No Porto… em bom PORTOguês

A língua reinventada pelos tripeiros

A língua é só uma, claro, mas o português para os lados do Porto tem que se lhe diga… E é bom, muitas vezes, andar acompanhado de um dicionário local para descodificar o que um tripeiro quer dizer. Se assim não for, o visitante pode bem ficar quilhado, que é como quem diz “a ver navios”. Andámos pela Baixa a tentar perceber as histórias que essa língua nativa, o “PORTOguês”, tem para contar e ficamos a saber, entre muitas coisas, a explicação para expressões como “falar para a central”, “ir para o maneta” ou “Bai no Batalha”. Não entendeu. Bute ler a reportagem.

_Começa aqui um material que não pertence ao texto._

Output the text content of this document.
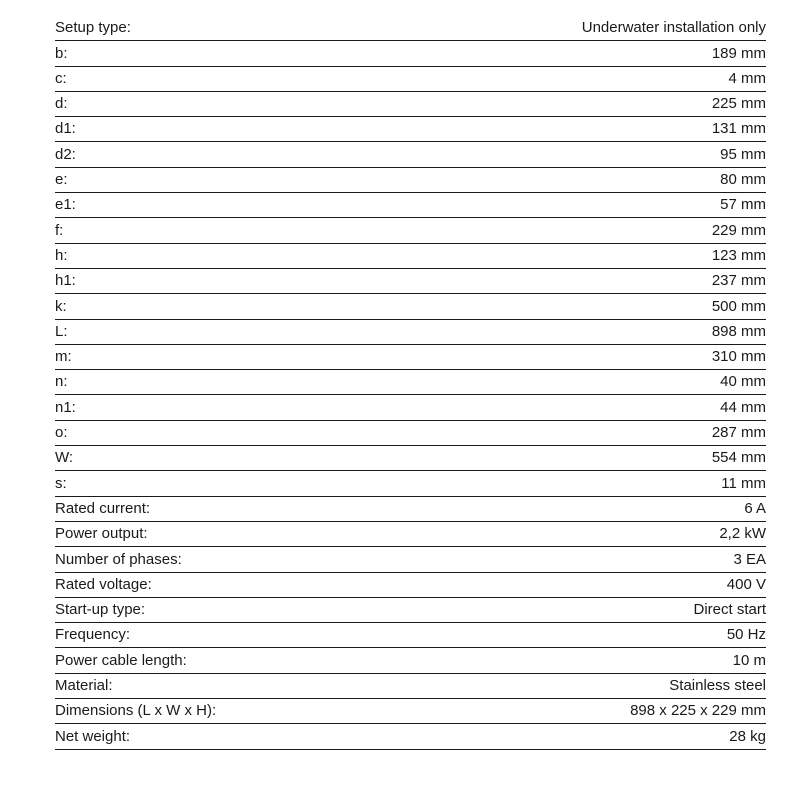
Setup type:	Underwater installation only
b:	189 mm
c:	4 mm
d:	225 mm
d1:	131 mm
d2:	95 mm
e:	80 mm
e1:	57 mm
f:	229 mm
h:	123 mm
h1:	237 mm
k:	500 mm
L:	898 mm
m:	310 mm
n:	40 mm
n1:	44 mm
o:	287 mm
W:	554 mm
s:	11 mm
Rated current:	6 A
Power output:	2,2 kW
Number of phases:	3 EA
Rated voltage:	400 V
Start-up type:	Direct start
Frequency:	50 Hz
Power cable length:	10 m
Material:	Stainless steel
Dimensions (L x W x H):	898 x 225 x 229 mm
Net weight:	28 kg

Não é bem o curaçom da Imbíqueta, mas é um bom ponto de partida para começar o roteiro das histórias que os tripeiros encerram na sua língua muito própria. A Praça Parada Leitão é um caso emblemático. É que nenhum tripeiro que se preze conhece a dita praça. Agora, se falarmos na Praça dos Leões, o caso muda de figura. É lá que fica a reitoria. E um dos cafés mais conhecidos da cidade, o Âncora d’ouro. Que bom portuense conhece por “Piolho”.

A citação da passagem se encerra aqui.